The general store closed in the early 1900s and the town lost its post office in 1932. There are also several other old buildings and residences in the area. Harshman Covered Bridge was built in 1894 on Concord – Fairhaven Rd about 4 miles north of town. Its 109 feet long and spans Four Mile Creek. Fairhaven’s population was 273 in 1895. It’s probably smaller than that today and wasn’t included in the 2010 census.
Wheatville, OH – (mid-1800’s – present farming and mill town with less residents than in the past)
Classification: small town
Location: Lanier Township, Preble County – On SR 122 at the intersection of Quaker Trace Rd (County Rd 65)
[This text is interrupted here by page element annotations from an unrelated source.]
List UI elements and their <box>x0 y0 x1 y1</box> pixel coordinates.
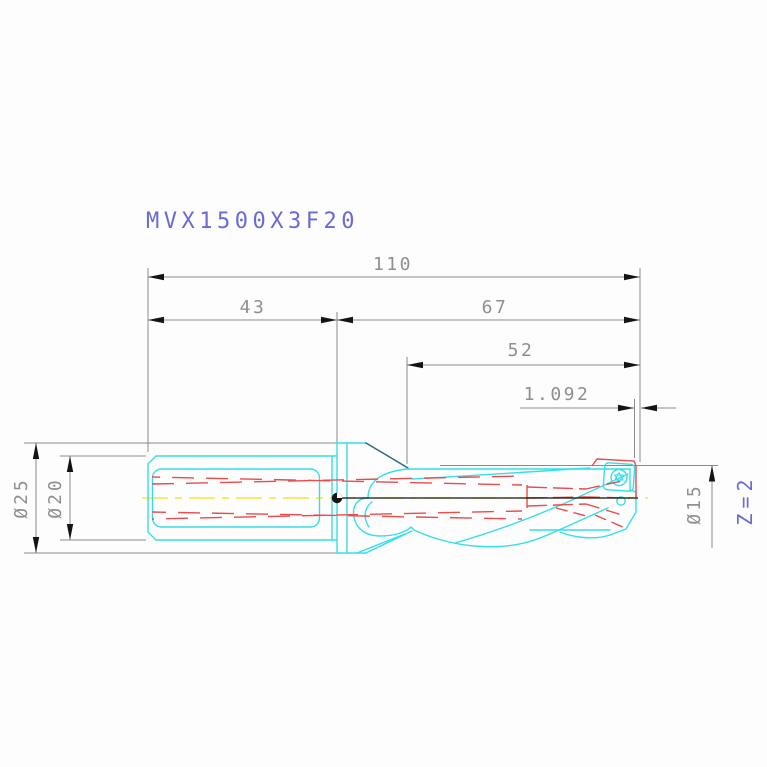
flange-chamfer <box>365 442 409 469</box>
torx-icon <box>614 474 624 483</box>
dim-point-length: 1.092 <box>520 384 676 412</box>
dim-shank-diameter-label: Ø20 <box>45 477 66 519</box>
dim-flange-diameter-label: Ø25 <box>11 477 32 519</box>
dim-cutting-diameter-label: Ø15 <box>684 483 705 525</box>
dim-shank-length-label: 43 <box>240 297 267 318</box>
coolant-outlet <box>616 496 626 506</box>
extension-lines <box>24 268 718 554</box>
dim-shank-diameter: Ø20 <box>45 456 74 540</box>
dim-point-length-label: 1.092 <box>524 384 591 405</box>
dim-flange-diameter: Ø25 <box>11 443 40 553</box>
dim-cutting-diameter: Ø15 <box>684 465 716 548</box>
dim-body-length-label: 67 <box>482 297 509 318</box>
dim-overall-length-label: 110 <box>373 254 413 275</box>
torx-icon <box>614 472 624 481</box>
dim-flute-length-label: 52 <box>508 340 535 361</box>
drill-view <box>142 442 648 554</box>
dim-shank-and-body: 43 67 <box>148 297 640 324</box>
insert-pocket <box>591 458 637 497</box>
insert <box>602 462 636 492</box>
drawing-title: MVX1500X3F20 <box>146 209 359 234</box>
origin-marker <box>331 492 343 504</box>
coolant-channels <box>151 475 631 529</box>
flute-count-label: Z=2 <box>733 474 757 525</box>
dim-overall-length: 110 <box>148 254 640 281</box>
drill-point <box>591 458 637 536</box>
insert-screw <box>610 468 628 487</box>
dim-flute-length: 52 <box>407 340 640 369</box>
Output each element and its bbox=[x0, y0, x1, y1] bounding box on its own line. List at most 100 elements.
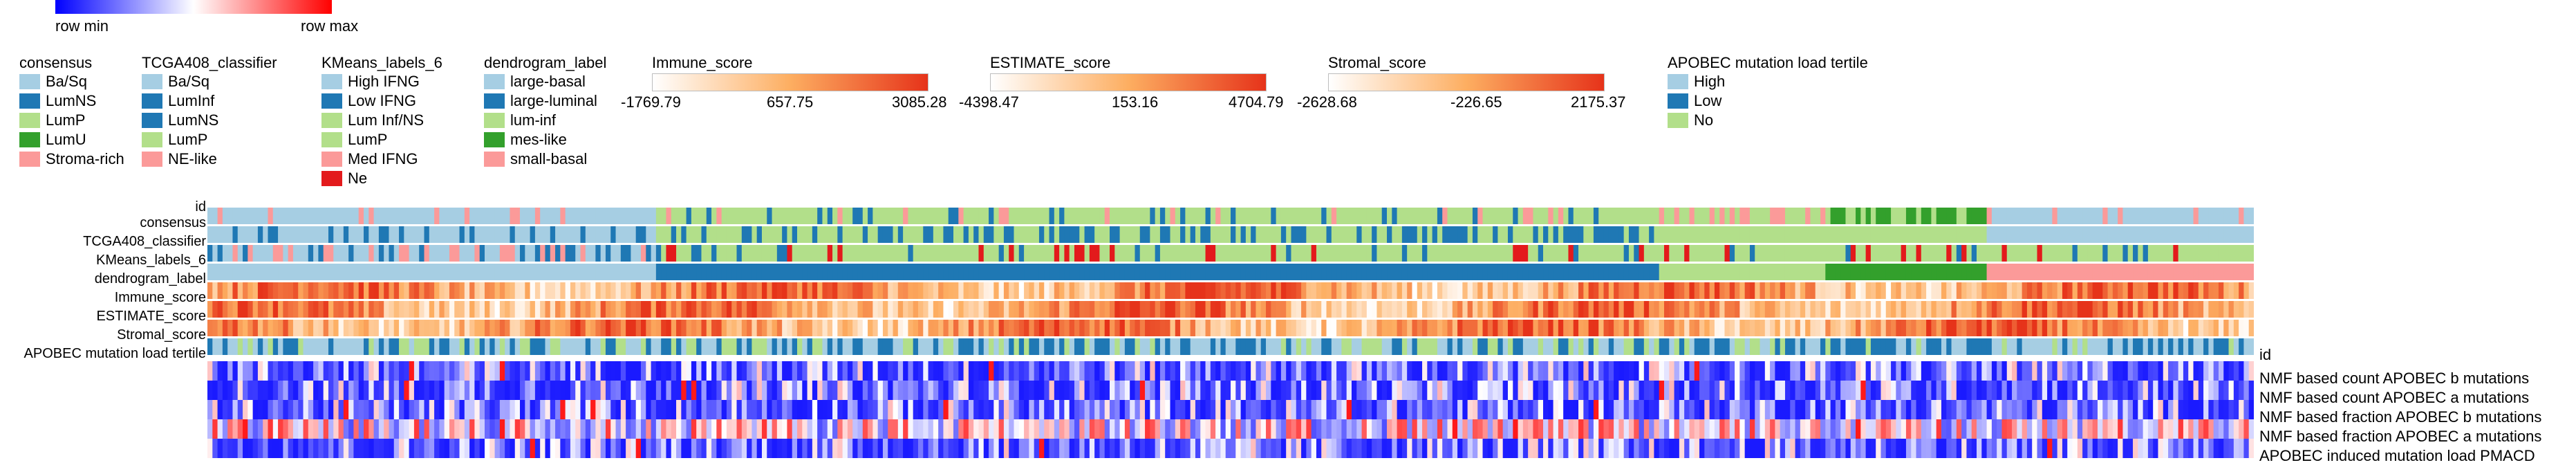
heatmap-cell bbox=[767, 381, 773, 400]
score-cell bbox=[1326, 282, 1332, 299]
heatmap-cell bbox=[2248, 361, 2254, 381]
heatmap-cell bbox=[2158, 361, 2164, 381]
heatmap-cell bbox=[333, 381, 339, 400]
score-cell bbox=[741, 282, 747, 299]
score-cell bbox=[1114, 282, 1121, 299]
heatmap-cell bbox=[1139, 419, 1146, 439]
legend-label: High IFNG bbox=[348, 73, 420, 90]
heatmap-cell bbox=[1437, 400, 1443, 419]
heatmap-cell bbox=[1150, 419, 1156, 439]
heatmap-cell bbox=[368, 400, 375, 419]
apobec-tertile-cell bbox=[2052, 338, 2058, 355]
heatmap-cell bbox=[1714, 381, 1720, 400]
tcga408-cell bbox=[454, 226, 460, 243]
consensus-cell bbox=[333, 208, 339, 224]
heatmap-cell bbox=[313, 361, 319, 381]
apobec-tertile-cell bbox=[364, 338, 369, 355]
heatmap-cell bbox=[1885, 419, 1892, 439]
colorbar-tick: -1769.79 bbox=[621, 93, 681, 111]
dendrogram-cell bbox=[827, 264, 833, 280]
tcga408-cell bbox=[2087, 226, 2093, 243]
consensus-cell bbox=[1437, 208, 1443, 224]
heatmap-cell bbox=[1991, 361, 1997, 381]
dendrogram-cell bbox=[938, 264, 944, 280]
legend-swatch bbox=[1668, 93, 1688, 109]
score-cell bbox=[313, 301, 319, 318]
heatmap-cell bbox=[1860, 381, 1867, 400]
tcga408-cell bbox=[1729, 226, 1735, 243]
heatmap-cell bbox=[1946, 400, 1952, 419]
score-cell bbox=[696, 320, 702, 336]
score-cell bbox=[292, 282, 299, 299]
consensus-cell bbox=[1185, 208, 1191, 224]
kmeans-cell bbox=[1518, 245, 1524, 262]
kmeans-cell bbox=[877, 245, 884, 262]
score-cell bbox=[1038, 320, 1045, 336]
score-cell bbox=[378, 320, 384, 336]
kmeans-cell bbox=[822, 245, 828, 262]
tcga408-cell bbox=[1845, 226, 1851, 243]
heatmap-cell bbox=[1165, 381, 1171, 400]
kmeans-cell bbox=[2188, 245, 2194, 262]
heatmap-cell bbox=[373, 400, 380, 419]
score-cell bbox=[1891, 301, 1896, 318]
score-cell bbox=[1094, 320, 1101, 336]
heatmap-cell bbox=[1210, 381, 1216, 400]
dendrogram-cell bbox=[409, 264, 415, 280]
score-cell bbox=[701, 282, 707, 299]
score-cell bbox=[263, 282, 269, 299]
heatmap-cell bbox=[666, 381, 672, 400]
apobec-tertile-cell bbox=[1901, 338, 1907, 355]
tcga408-cell bbox=[1225, 226, 1231, 243]
score-cell bbox=[998, 301, 1005, 318]
heatmap-cell bbox=[232, 361, 239, 381]
heatmap-cell bbox=[545, 419, 551, 439]
score-cell bbox=[1905, 320, 1912, 336]
score-cell bbox=[1079, 320, 1085, 336]
heatmap-cell bbox=[1014, 361, 1020, 381]
tcga408-cell bbox=[1699, 226, 1705, 243]
score-cell bbox=[2122, 282, 2129, 299]
dendrogram-cell bbox=[1497, 264, 1504, 280]
heatmap-cell bbox=[1946, 419, 1952, 439]
dendrogram-cell bbox=[2147, 264, 2154, 280]
score-cell bbox=[1044, 301, 1050, 318]
consensus-cell bbox=[464, 208, 470, 224]
score-cell bbox=[1316, 320, 1322, 336]
consensus-cell bbox=[494, 208, 501, 224]
consensus-cell bbox=[711, 208, 717, 224]
consensus-cell bbox=[1502, 208, 1509, 224]
kmeans-cell bbox=[353, 245, 360, 262]
tcga408-cell bbox=[1931, 226, 1937, 243]
heatmap-cell bbox=[1931, 361, 1937, 381]
score-cell bbox=[413, 320, 420, 336]
heatmap-cell bbox=[882, 361, 888, 381]
score-cell bbox=[1926, 282, 1932, 299]
dendrogram-cell bbox=[1643, 264, 1650, 280]
apobec-tertile-cell bbox=[1553, 338, 1559, 355]
apobec-tertile-cell bbox=[328, 338, 334, 355]
tcga408-cell bbox=[2037, 226, 2043, 243]
tcga408-cell bbox=[404, 226, 410, 243]
dendrogram-cell bbox=[1059, 264, 1065, 280]
dendrogram-cell bbox=[1316, 264, 1322, 280]
heatmap-cell bbox=[2072, 381, 2078, 400]
tcga408-cell bbox=[1159, 226, 1166, 243]
score-cell bbox=[1190, 320, 1196, 336]
score-cell bbox=[1049, 301, 1055, 318]
score-cell bbox=[2228, 301, 2234, 318]
heatmap-cell bbox=[1896, 419, 1902, 439]
score-cell bbox=[973, 301, 980, 318]
heatmap-cell bbox=[1654, 381, 1660, 400]
heatmap-cell bbox=[1124, 361, 1130, 381]
apobec-tertile-cell bbox=[1885, 338, 1892, 355]
heatmap-cell bbox=[1860, 400, 1867, 419]
colorbar-tick: -226.65 bbox=[1450, 93, 1502, 111]
score-cell bbox=[2067, 301, 2073, 318]
apobec-tertile-cell bbox=[1215, 338, 1222, 355]
heatmap-cell bbox=[1074, 361, 1080, 381]
heatmap-cell bbox=[2163, 400, 2169, 419]
heatmap-cell bbox=[893, 419, 899, 439]
dendrogram-cell bbox=[1240, 264, 1247, 280]
heatmap-cell bbox=[1729, 419, 1735, 439]
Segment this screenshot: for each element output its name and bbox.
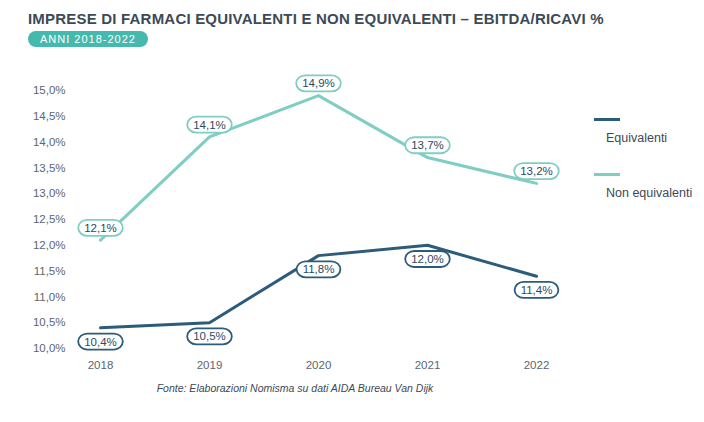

Wheatville was settled in 1807 by Henry Eikenberry (1771 – 1828) and Mary (Landis) Eikenberry (1772 – 1858). They had 6 kids in Virginia and a seventh child was born in Preble County shortly after they moved there. Wheatville – Eikenberry Cemetery, where most of the Eikenberry family was buried, is on Quaker Trace Rd. There are also several abandoned schools in the area. School #7 is a couple miles north on Halderman Rd, another one is to the east on SR 503, an Andrews Schoolhouse is southwest of town on Aukerman Creek Rd. Wheatville was named after the flour mills that were its major source of income in the 1800s. The town had a post office from 1853-1857.